Storno di dipendenti e collaboratori: quando può configurare la concorrenza sleale?

La concorrenza sleale presuppone il compimento da parte di un imprenditore di atti contrari alla correttezza professionale idonei a danneggiare un’azienda concorrente, ovvero un’impresa che si rivolge al medesimo mercato di consumatori offrendo beni o servizi volti a soddisfare bisogni identici.

Anche attraverso lo storno di dipendenti/collaboratori è possibile realizzare atti di concorrenza sleale.

La Corte di Cassazione, intervenuta più volte in materia, ha individuato i presupposti necessari per poter qualificare lo storno di dipendenti/collaboratori quale atto di concorrenza sleale.

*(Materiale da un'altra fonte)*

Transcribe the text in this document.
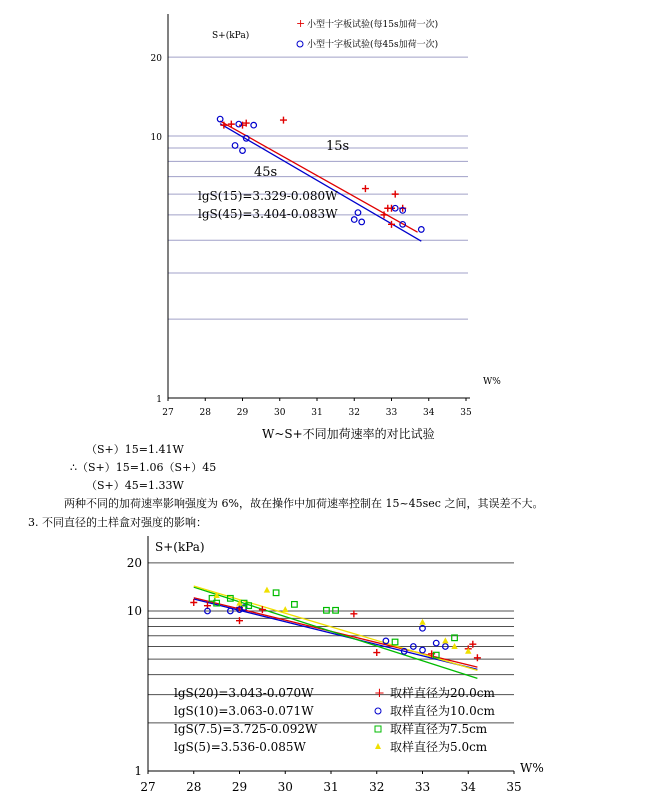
27	28	29	30	31	32	33	34	35
1
10
20
S+(kPa)
W%
+ 小型十字板试验(每15s加荷一次)
小型十字板试验(每45s加荷一次)
15s
45s
lgS(15)=3.329-0.080W
lgS(45)=3.404-0.083W
W~S+不同加荷速率的对比试验
（S+）15=1.41W
∴（S+）15=1.06（S+）45
（S+）45=1.33W
两种不同的加荷速率影响强度为 6%，故在操作中加荷速率控制在 15~45sec 之间，其误差不大。
3. 不同直径的土样盒对强度的影响：
27	28	29	30	31	32	33	34	35
1
10
20
S+(kPa)
W%
lgS(20)=3.043-0.070W
lgS(10)=3.063-0.071W
lgS(7.5)=3.725-0.092W
lgS(5)=3.536-0.085W
+ 取样直径为20.0cm
取样直径为10.0cm
取样直径为7.5cm
取样直径为5.0cm
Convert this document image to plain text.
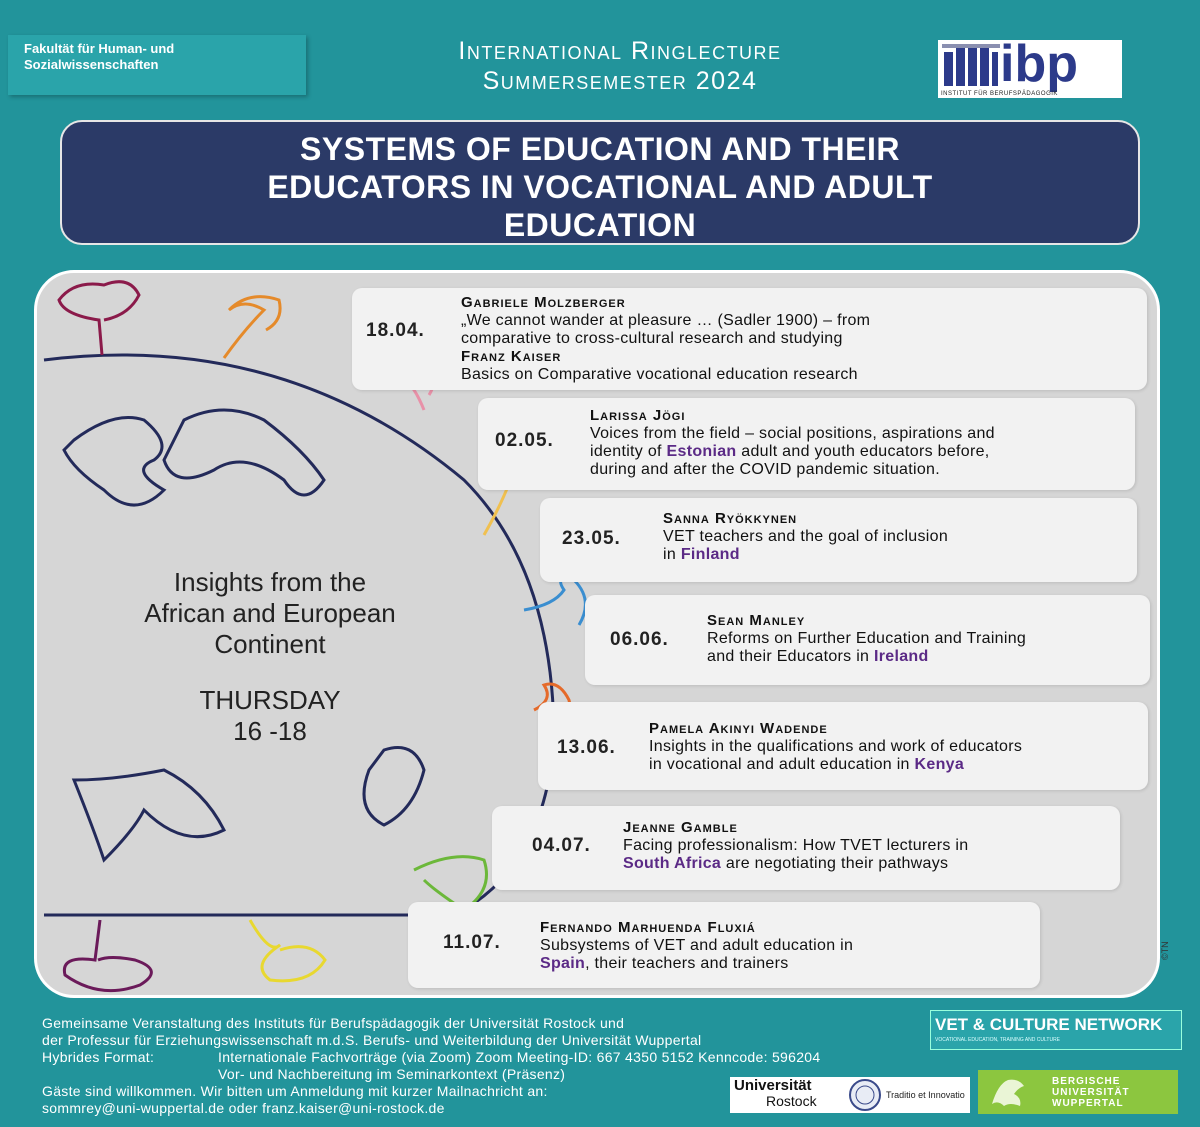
Fakultät für Human- und
Sozialwissenschaften	International Ringlecture
Summersemester 2024	ibp
INSTITUT FÜR BERUFSPÄDAGOGIK
SYSTEMS OF EDUCATION AND THEIR
EDUCATORS IN VOCATIONAL AND ADULT
EDUCATION
Insights from the
African and European
Continent
THURSDAY
16 -18
18.04.
Gabriele Molzberger
„We cannot wander at pleasure … (Sadler 1900) – from
comparative to cross-cultural research and studying
Franz Kaiser
Basics on Comparative vocational education research
02.05.
Larissa Jögi
Voices from the field – social positions, aspirations and
identity of Estonian adult and youth educators before,
during and after the COVID pandemic situation.
23.05.
Sanna Ryökkynen
VET teachers and the goal of inclusion
in Finland
06.06.
Sean Manley
Reforms on Further Education and Training
and their Educators in Ireland
13.06.
Pamela Akinyi Wadende
Insights in the qualifications and work of educators
in vocational and adult education in Kenya
04.07.
Jeanne Gamble
Facing professionalism: How TVET lecturers in
South Africa are negotiating their pathways
11.07.
Fernando Marhuenda Fluxiá
Subsystems of VET and adult education in
Spain, their teachers and trainers
©TN
Gemeinsame Veranstaltung des Instituts für Berufspädagogik der Universität Rostock und
der Professur für Erziehungswissenschaft m.d.S. Berufs- und Weiterbildung der Universität Wuppertal
Hybrides Format:	Internationale Fachvorträge (via Zoom) Zoom Meeting-ID: 667 4350 5152 Kenncode: 596204
Vor- und Nachbereitung im Seminarkontext (Präsenz)
Gäste sind willkommen. Wir bitten um Anmeldung mit kurzer Mailnachricht an:
sommrey@uni-wuppertal.de oder franz.kaiser@uni-rostock.de
VET & CULTURE NETWORK
VOCATIONAL EDUCATION, TRAINING AND CULTURE
Universität
Rostock	Traditio et Innovatio
BERGISCHE
UNIVERSITÄT
WUPPERTAL
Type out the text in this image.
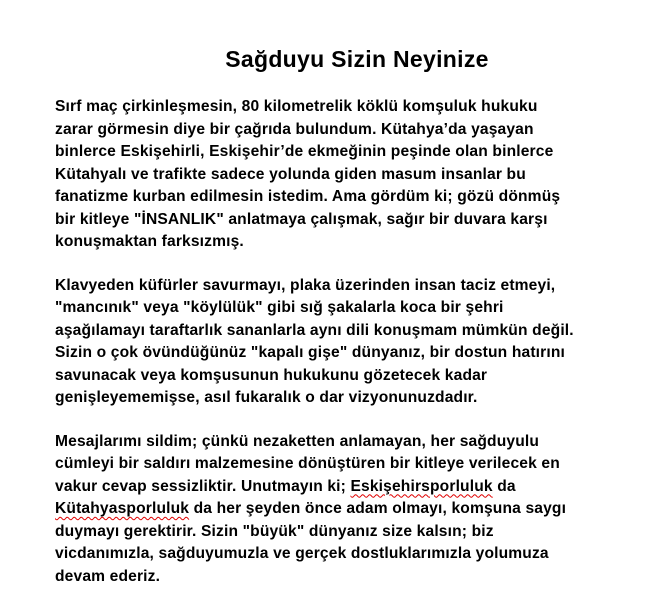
Sağduyu Sizin Neyinize

Sırf maç çirkinleşmesin, 80 kilometrelik köklü komşuluk hukuku
zarar görmesin diye bir çağrıda bulundum. Kütahya’da yaşayan
binlerce Eskişehirli, Eskişehir’de ekmeğinin peşinde olan binlerce
Kütahyalı ve trafikte sadece yolunda giden masum insanlar bu
fanatizme kurban edilmesin istedim. Ama gördüm ki; gözü dönmüş
bir kitleye "İNSANLIK" anlatmaya çalışmak, sağır bir duvara karşı
konuşmaktan farksızmış.

Klavyeden küfürler savurmayı, plaka üzerinden insan taciz etmeyi,
"mancınık" veya "köylülük" gibi sığ şakalarla koca bir şehri
aşağılamayı taraftarlık sananlarla aynı dili konuşmam mümkün değil.
Sizin o çok övündüğünüz "kapalı gişe" dünyanız, bir dostun hatırını
savunacak veya komşusunun hukukunu gözetecek kadar
genişleyememişse, asıl fukaralık o dar vizyonunuzdadır.

Mesajlarımı sildim; çünkü nezaketten anlamayan, her sağduyulu
cümleyi bir saldırı malzemesine dönüştüren bir kitleye verilecek en
vakur cevap sessizliktir. Unutmayın ki; Eskişehirsporluluk da
Kütahyasporluluk da her şeyden önce adam olmayı, komşuna saygı
duymayı gerektirir. Sizin "büyük" dünyanız size kalsın; biz
vicdanımızla, sağduyumuzla ve gerçek dostluklarımızla yolumuza
devam ederiz.
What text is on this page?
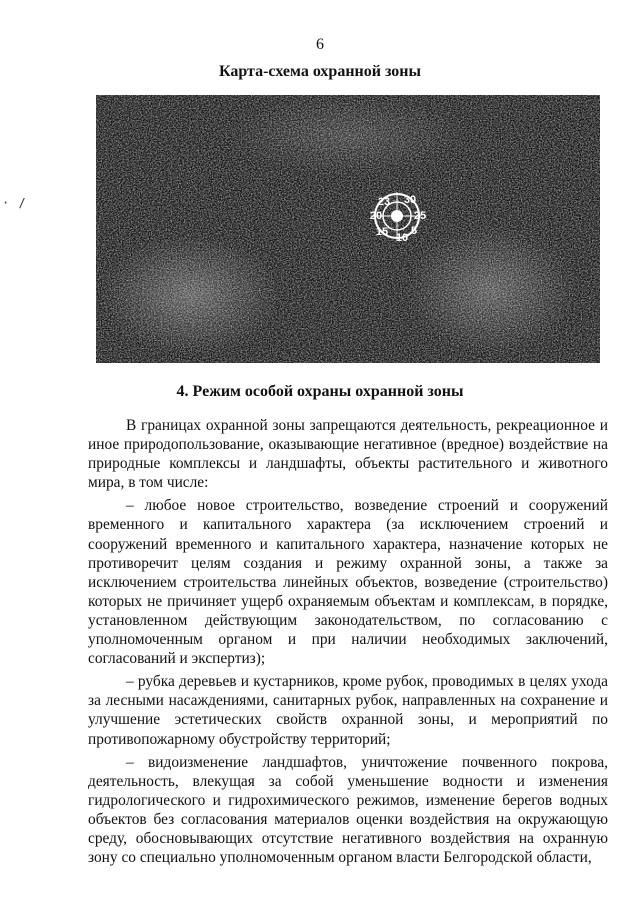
6
Карта-схема охранной зоны
· /	23 30
20	25
15 10
5
4. Режим особой охраны охранной зоны

В границах охранной зоны запрещаются деятельность, рекреационное и иное природопользование, оказывающие негативное (вредное) воздействие на природные комплексы и ландшафты, объекты растительного и животного мира, в том числе:

– любое новое строительство, возведение строений и сооружений временного и капитального характера (за исключением строений и сооружений временного и капитального характера, назначение которых не противоречит целям создания и режиму охранной зоны, а также за исключением строительства линейных объектов, возведение (строительство) которых не причиняет ущерб охраняемым объектам и комплексам, в порядке, установленном действующим законодательством, по согласованию с уполномоченным органом и при наличии необходимых заключений, согласований и экспертиз);

– рубка деревьев и кустарников, кроме рубок, проводимых в целях ухода за лесными насаждениями, санитарных рубок, направленных на сохранение и улучшение эстетических свойств охранной зоны, и мероприятий по противопожарному обустройству территорий;

– видоизменение ландшафтов, уничтожение почвенного покрова, деятельность, влекущая за собой уменьшение водности и изменения гидрологического и гидрохимического режимов, изменение берегов водных объектов без согласования материалов оценки воздействия на окружающую среду, обосновывающих отсутствие негативного воздействия на охранную зону со специально уполномоченным органом власти Белгородской области,
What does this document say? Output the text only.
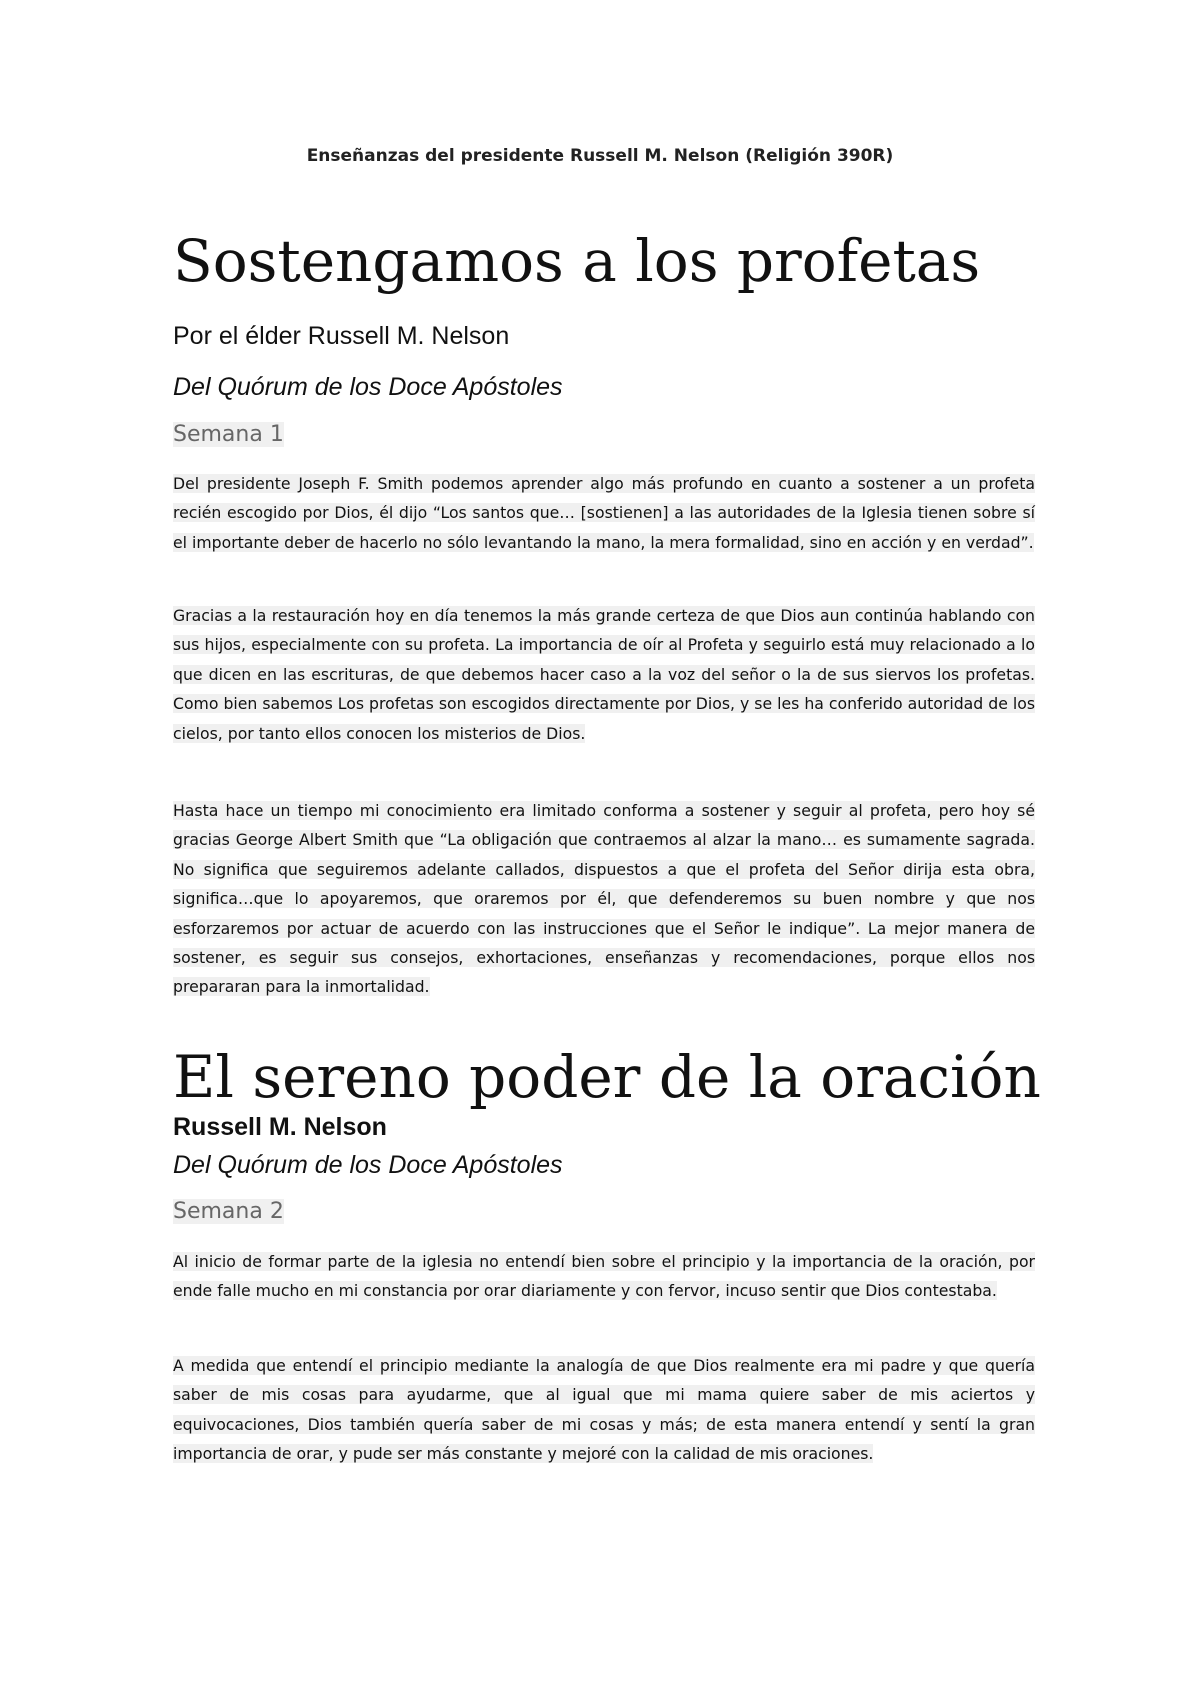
Enseñanzas del presidente Russell M. Nelson (Religión 390R)
Sostengamos a los profetas

Por el élder Russell M. Nelson

Del Quórum de los Doce Apóstoles

Semana 1

Del presidente Joseph F. Smith podemos aprender algo más profundo en cuanto a sostener a un profeta recién escogido por Dios, él dijo “Los santos que… [sostienen] a las autoridades de la Iglesia tienen sobre sí el importante deber de hacerlo no sólo levantando la mano, la mera formalidad, sino en acción y en verdad”.

Gracias a la restauración hoy en día tenemos la más grande certeza de que Dios aun continúa hablando con sus hijos, especialmente con su profeta. La importancia de oír al Profeta y seguirlo está muy relacionado a lo que dicen en las escrituras, de que debemos hacer caso a la voz del señor o la de sus siervos los profetas. Como bien sabemos Los profetas son escogidos directamente por Dios, y se les ha conferido autoridad de los cielos, por tanto ellos conocen los misterios de Dios.

Hasta hace un tiempo mi conocimiento era limitado conforma a sostener y seguir al profeta, pero hoy sé gracias George Albert Smith que “La obligación que contraemos al alzar la mano… es sumamente sagrada. No significa que seguiremos adelante callados, dispuestos a que el profeta del Señor dirija esta obra, significa…que lo apoyaremos, que oraremos por él, que defenderemos su buen nombre y que nos esforzaremos por actuar de acuerdo con las instrucciones que el Señor le indique”. La mejor manera de sostener, es seguir sus consejos, exhortaciones, enseñanzas y recomendaciones, porque ellos nos prepararan para la inmortalidad.

El sereno poder de la oración

Russell M. Nelson

Del Quórum de los Doce Apóstoles

Semana 2

Al inicio de formar parte de la iglesia no entendí bien sobre el principio y la importancia de la oración, por ende falle mucho en mi constancia por orar diariamente y con fervor, incuso sentir que Dios contestaba.

A medida que entendí el principio mediante la analogía de que Dios realmente era mi padre y que quería saber de mis cosas para ayudarme, que al igual que mi mama quiere saber de mis aciertos y equivocaciones, Dios también quería saber de mi cosas y más; de esta manera entendí y sentí la gran importancia de orar, y pude ser más constante y mejoré con la calidad de mis oraciones.
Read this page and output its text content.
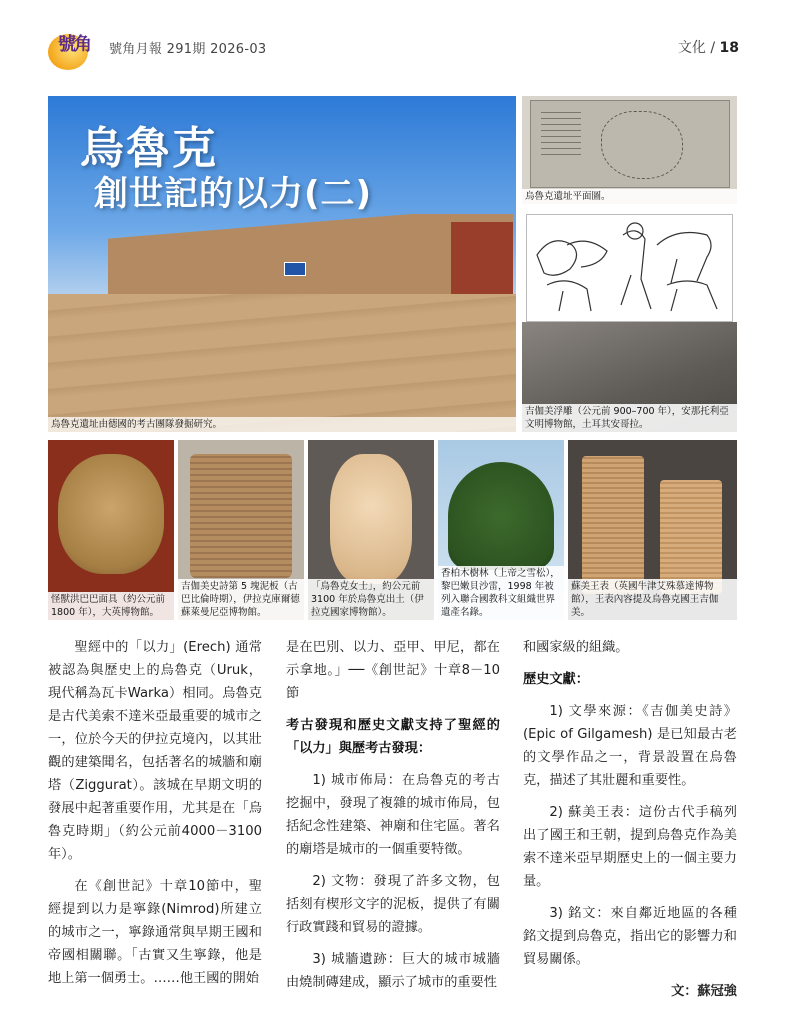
號角 號角月報 291期 2026-03	文化 / 18
烏魯克
創世記的以力(二)
烏魯克遺址由德國的考古團隊發掘研究。
烏魯克遺址平面圖。
吉伽美浮雕（公元前 900–700 年），安那托利亞文明博物館，土耳其安哥拉。
怪獸洪巴巴面具（約公元前 1800 年），大英博物館。
吉伽美史詩第 5 塊泥板（古巴比倫時期），伊拉克庫爾德蘇萊曼尼亞博物館。
「烏魯克女士」，約公元前 3100 年於烏魯克出土（伊拉克國家博物館）。
香柏木樹林（上帝之雪松），黎巴嫩貝沙雷，1998 年被列入聯合國教科文組織世界遺產名錄。
蘇美王表（英國牛津艾殊慕達博物館），王表內容提及烏魯克國王吉伽美。

聖經中的「以力」(Erech) 通常被認為與歷史上的烏魯克（Uruk，現代稱為瓦卡Warka）相同。烏魯克是古代美索不達米亞最重要的城市之一，位於今天的伊拉克境內，以其壯觀的建築聞名，包括著名的城牆和廟塔（Ziggurat）。該城在早期文明的發展中起著重要作用，尤其是在「烏魯克時期」（約公元前4000－3100年）。

在《創世記》十章10節中，聖經提到以力是寧錄(Nimrod)所建立的城市之一，寧錄通常與早期王國和帝國相關聯。「古實又生寧錄，他是地上第一個勇士。……他王國的開始

是在巴別、以力、亞甲、甲尼，都在示拿地。」──《創世記》十章8－10節

考古發現和歷史文獻支持了聖經的「以力」與歷考古發現：

1) 城市佈局：在烏魯克的考古挖掘中，發現了複雜的城市佈局，包括紀念性建築、神廟和住宅區。著名的廟塔是城市的一個重要特徵。

2) 文物：發現了許多文物，包括刻有楔形文字的泥板，提供了有關行政實踐和貿易的證據。

3) 城牆遺跡：巨大的城市城牆由燒制磚建成，顯示了城市的重要性

和國家級的組織。

歷史文獻：

1) 文學來源：《吉伽美史詩》(Epic of Gilgamesh) 是已知最古老的文學作品之一，背景設置在烏魯克，描述了其壯麗和重要性。

2) 蘇美王表：這份古代手稿列出了國王和王朝，提到烏魯克作為美索不達米亞早期歷史上的一個主要力量。

3) 銘文：來自鄰近地區的各種銘文提到烏魯克，指出它的影響力和貿易關係。

文：蘇冠強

In particolare, i giudici di legittimità hanno affermato che occorre prestare particolare attenzione alla modalità attraverso la quale viene attuato il passaggio di dipendenti/collaboratori tra le imprese. In questo senso, è necessario considerare: la qualità e la quantità del personale stornato; la posizione del medesimo nell’ambito dell’organizzazione dell’impresa concorrente; le difficoltà connesse alla sostituzione del personale.

I giudici di legittimità hanno chiarito che lo storno di dipendenti/collaboratori rappresenta atto di concorrenza sleale quando viene perseguito da un imprenditore per crearsi un vantaggio competitivo a danno di un’impresa concorrente “mediante una strategia diretta ad acquisire un team composto da soggetti pratici del medesimo sistema di lavoro, entro una zona determinata, svuotando l’impresa concorrente di sue specifiche possibilità operative attraverso la sottrazione del modus operandi dei propri dipendenti, delle conoscenze da essi acquisite, nonché dell’immagine in sé di operatori di un certo settore” (cfr Cassazione Civile, ord. 22625/2022).

Pertanto, lo storno di dipendenti/collaboratori è idoneo a configurare la concorrenza sleale solo quando risulta assistito dal c.d. animus nocendi sopra descritto.